At the heart of this sprawling exhibit of 200-plus images is an engrossing question: How did the Civil War change what Americans thought of—and did with— photography? To illustrate, the displays run the gamut from mounted large-format shots of battlefields to cases filled with tiny tintype portraits, keepsakes of loved ones pulled into the bloody maw of war.

Early photography was static; action shots would just be blurs. But entrepreneurial photographers like Mathew Brady and Alexander Gardner suggested battlefield violence by focusing on the macabre aftermath and proved the public would buy what Brady termed his “fearful reproductions.”

Brady marketed these battle images, singly and bound into books, but he took very few of them himself. Alexander Gardner, who started his career managing Brady’s gallery, was appointed staff photographer for the Army of the Potomac and began his own business. Like Brady, he employed teams of photographers to shoot scenes now etched into our memories. Unlike Brady, who put his own name on all the resulting work, Gardner allotted his workers, including the sharp-eyed George Barnard, full credit. Nevertheless, Brady’s books of Civil War photos far outsold his.
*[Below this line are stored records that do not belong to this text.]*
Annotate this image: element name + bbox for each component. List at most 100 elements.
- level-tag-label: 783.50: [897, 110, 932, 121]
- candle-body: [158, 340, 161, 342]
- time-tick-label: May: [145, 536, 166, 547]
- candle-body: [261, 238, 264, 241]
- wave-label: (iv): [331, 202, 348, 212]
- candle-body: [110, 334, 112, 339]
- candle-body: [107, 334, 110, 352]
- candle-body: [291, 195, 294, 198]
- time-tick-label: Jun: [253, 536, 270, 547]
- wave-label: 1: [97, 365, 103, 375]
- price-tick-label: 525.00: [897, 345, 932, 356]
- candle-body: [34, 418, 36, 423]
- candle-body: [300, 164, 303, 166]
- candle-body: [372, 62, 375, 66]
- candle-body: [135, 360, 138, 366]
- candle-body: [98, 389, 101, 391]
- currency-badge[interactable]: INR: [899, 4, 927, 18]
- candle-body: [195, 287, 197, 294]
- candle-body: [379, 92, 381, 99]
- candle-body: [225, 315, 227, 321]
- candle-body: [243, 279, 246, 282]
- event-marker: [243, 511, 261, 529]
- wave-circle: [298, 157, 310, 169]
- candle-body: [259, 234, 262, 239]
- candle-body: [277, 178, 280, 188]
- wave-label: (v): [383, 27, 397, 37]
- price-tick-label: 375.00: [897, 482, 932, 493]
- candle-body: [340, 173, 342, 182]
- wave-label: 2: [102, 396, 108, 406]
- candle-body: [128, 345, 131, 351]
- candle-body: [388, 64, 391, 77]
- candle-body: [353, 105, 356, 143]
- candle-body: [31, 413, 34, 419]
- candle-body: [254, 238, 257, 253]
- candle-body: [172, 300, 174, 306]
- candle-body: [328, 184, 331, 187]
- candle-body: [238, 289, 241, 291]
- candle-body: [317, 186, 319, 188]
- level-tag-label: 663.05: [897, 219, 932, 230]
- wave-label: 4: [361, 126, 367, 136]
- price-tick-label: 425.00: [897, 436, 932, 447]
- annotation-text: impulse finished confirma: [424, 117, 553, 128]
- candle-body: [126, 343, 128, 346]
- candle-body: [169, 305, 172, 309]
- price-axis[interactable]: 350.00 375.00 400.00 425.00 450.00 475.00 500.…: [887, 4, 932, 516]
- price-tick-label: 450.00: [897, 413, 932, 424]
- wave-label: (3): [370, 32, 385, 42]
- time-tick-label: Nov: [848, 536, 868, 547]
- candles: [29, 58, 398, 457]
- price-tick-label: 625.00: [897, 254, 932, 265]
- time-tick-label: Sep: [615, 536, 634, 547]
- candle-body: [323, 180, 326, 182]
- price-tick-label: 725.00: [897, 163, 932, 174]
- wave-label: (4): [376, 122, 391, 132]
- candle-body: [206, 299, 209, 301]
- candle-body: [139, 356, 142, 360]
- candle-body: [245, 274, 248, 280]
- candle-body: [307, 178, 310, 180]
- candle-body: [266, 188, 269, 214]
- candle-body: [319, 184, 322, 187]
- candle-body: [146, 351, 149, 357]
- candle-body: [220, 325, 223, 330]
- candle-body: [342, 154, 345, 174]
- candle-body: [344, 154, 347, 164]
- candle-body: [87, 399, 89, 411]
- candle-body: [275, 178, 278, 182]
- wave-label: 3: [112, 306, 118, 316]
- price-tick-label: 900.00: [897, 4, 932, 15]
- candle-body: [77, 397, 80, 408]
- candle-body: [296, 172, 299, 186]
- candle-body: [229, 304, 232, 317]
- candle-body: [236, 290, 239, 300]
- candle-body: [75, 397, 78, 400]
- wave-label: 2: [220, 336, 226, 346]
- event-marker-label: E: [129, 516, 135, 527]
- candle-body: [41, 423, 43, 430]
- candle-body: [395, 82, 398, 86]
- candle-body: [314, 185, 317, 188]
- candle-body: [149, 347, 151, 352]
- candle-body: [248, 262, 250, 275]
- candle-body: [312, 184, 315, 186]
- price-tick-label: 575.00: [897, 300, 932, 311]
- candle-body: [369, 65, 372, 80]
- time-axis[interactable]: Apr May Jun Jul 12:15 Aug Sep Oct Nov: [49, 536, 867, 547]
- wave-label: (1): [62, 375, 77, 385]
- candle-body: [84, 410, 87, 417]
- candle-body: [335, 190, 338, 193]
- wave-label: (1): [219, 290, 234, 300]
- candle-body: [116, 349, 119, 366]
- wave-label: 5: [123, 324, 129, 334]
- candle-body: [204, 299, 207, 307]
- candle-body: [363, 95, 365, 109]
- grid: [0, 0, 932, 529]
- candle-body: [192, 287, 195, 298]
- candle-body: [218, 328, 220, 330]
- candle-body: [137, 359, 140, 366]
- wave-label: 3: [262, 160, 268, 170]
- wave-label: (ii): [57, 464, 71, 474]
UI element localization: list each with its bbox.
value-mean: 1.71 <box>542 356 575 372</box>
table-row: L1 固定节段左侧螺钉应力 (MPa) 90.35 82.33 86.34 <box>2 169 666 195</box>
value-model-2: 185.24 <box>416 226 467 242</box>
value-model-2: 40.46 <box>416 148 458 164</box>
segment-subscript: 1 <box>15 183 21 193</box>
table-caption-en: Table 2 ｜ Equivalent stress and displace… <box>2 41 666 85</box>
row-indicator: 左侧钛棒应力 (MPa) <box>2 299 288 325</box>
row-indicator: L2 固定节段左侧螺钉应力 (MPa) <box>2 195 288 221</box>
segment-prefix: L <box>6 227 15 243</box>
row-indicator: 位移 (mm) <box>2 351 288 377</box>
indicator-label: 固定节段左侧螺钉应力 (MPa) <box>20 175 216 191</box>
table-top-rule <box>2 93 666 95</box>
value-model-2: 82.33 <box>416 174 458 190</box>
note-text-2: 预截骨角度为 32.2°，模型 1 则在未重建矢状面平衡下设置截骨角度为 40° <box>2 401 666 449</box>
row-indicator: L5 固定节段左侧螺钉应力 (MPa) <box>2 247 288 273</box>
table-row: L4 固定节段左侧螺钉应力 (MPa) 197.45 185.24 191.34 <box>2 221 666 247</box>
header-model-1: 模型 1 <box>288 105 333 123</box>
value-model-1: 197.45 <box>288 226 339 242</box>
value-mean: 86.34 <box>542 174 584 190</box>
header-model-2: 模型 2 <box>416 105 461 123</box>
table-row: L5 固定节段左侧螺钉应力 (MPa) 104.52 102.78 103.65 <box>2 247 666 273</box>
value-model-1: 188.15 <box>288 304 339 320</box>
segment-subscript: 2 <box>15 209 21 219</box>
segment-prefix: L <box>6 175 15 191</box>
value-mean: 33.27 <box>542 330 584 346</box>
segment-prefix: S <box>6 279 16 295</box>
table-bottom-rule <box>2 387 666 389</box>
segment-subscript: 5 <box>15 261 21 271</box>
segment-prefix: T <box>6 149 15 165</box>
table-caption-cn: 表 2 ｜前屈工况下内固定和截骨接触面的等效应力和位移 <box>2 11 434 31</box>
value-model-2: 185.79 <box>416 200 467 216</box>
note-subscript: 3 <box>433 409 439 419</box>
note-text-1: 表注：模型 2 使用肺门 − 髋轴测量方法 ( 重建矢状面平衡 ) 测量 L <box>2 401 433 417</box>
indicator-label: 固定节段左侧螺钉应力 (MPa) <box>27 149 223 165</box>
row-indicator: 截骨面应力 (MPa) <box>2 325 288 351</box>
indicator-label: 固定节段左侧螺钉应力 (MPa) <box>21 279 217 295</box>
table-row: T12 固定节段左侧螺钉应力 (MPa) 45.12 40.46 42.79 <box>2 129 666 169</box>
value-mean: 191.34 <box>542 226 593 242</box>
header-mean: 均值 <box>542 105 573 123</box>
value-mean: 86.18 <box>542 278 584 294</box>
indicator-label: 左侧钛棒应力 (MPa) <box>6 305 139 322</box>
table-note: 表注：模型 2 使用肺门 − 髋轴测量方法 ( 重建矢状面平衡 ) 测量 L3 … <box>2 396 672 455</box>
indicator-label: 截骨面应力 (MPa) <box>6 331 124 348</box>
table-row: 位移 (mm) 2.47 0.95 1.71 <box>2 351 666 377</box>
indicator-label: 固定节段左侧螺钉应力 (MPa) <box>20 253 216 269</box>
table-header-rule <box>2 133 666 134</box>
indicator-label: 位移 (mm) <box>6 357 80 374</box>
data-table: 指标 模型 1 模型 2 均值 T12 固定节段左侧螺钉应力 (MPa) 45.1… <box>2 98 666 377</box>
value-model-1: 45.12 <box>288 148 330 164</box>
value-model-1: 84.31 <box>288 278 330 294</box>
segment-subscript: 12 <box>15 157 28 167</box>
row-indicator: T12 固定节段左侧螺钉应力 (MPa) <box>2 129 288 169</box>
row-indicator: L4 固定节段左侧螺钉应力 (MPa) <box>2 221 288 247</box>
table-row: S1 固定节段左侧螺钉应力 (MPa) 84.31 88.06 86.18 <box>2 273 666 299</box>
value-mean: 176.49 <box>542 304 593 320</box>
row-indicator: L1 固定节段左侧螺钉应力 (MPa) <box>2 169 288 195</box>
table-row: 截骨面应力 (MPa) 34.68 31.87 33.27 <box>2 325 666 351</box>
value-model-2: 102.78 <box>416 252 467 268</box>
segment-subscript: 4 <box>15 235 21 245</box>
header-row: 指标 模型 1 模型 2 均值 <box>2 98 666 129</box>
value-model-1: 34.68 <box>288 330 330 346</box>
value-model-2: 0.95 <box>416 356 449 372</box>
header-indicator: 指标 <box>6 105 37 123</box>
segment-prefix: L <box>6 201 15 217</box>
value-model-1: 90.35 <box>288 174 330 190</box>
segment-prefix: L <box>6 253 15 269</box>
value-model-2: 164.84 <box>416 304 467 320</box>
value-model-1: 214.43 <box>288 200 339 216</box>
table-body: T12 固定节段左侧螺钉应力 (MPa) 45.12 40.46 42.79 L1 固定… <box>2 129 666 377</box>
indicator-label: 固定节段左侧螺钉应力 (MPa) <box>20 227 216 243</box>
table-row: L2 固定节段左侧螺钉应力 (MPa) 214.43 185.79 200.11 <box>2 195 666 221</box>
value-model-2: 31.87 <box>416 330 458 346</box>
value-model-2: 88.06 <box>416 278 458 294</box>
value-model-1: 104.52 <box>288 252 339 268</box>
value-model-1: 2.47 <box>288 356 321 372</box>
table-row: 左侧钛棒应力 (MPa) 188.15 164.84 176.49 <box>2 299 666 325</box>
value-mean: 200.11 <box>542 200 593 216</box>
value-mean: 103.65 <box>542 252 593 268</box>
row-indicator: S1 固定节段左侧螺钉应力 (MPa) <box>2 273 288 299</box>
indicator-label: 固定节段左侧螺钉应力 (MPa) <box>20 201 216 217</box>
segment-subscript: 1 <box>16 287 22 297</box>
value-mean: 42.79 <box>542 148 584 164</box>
On the exhibit walls, key wartime areas from Fort Sumter to Lookout Mountain to Cold Spring, from Edisto Island to Antietam to Atlanta to Richmond, are stark, eerie ruins, often strewn with carcasses (at times artfully rearranged), often with superimposed “cloudscapes” filling a sky whited out by the long camera exposures—the war’s “big picture.” In the display cases, the parade of faces reminds you who the fighters, the wounded and the dead were—each family’s investment in the war. The unspoken dialog between these two themes infuses the exhibition with deep emotional and historical resonance.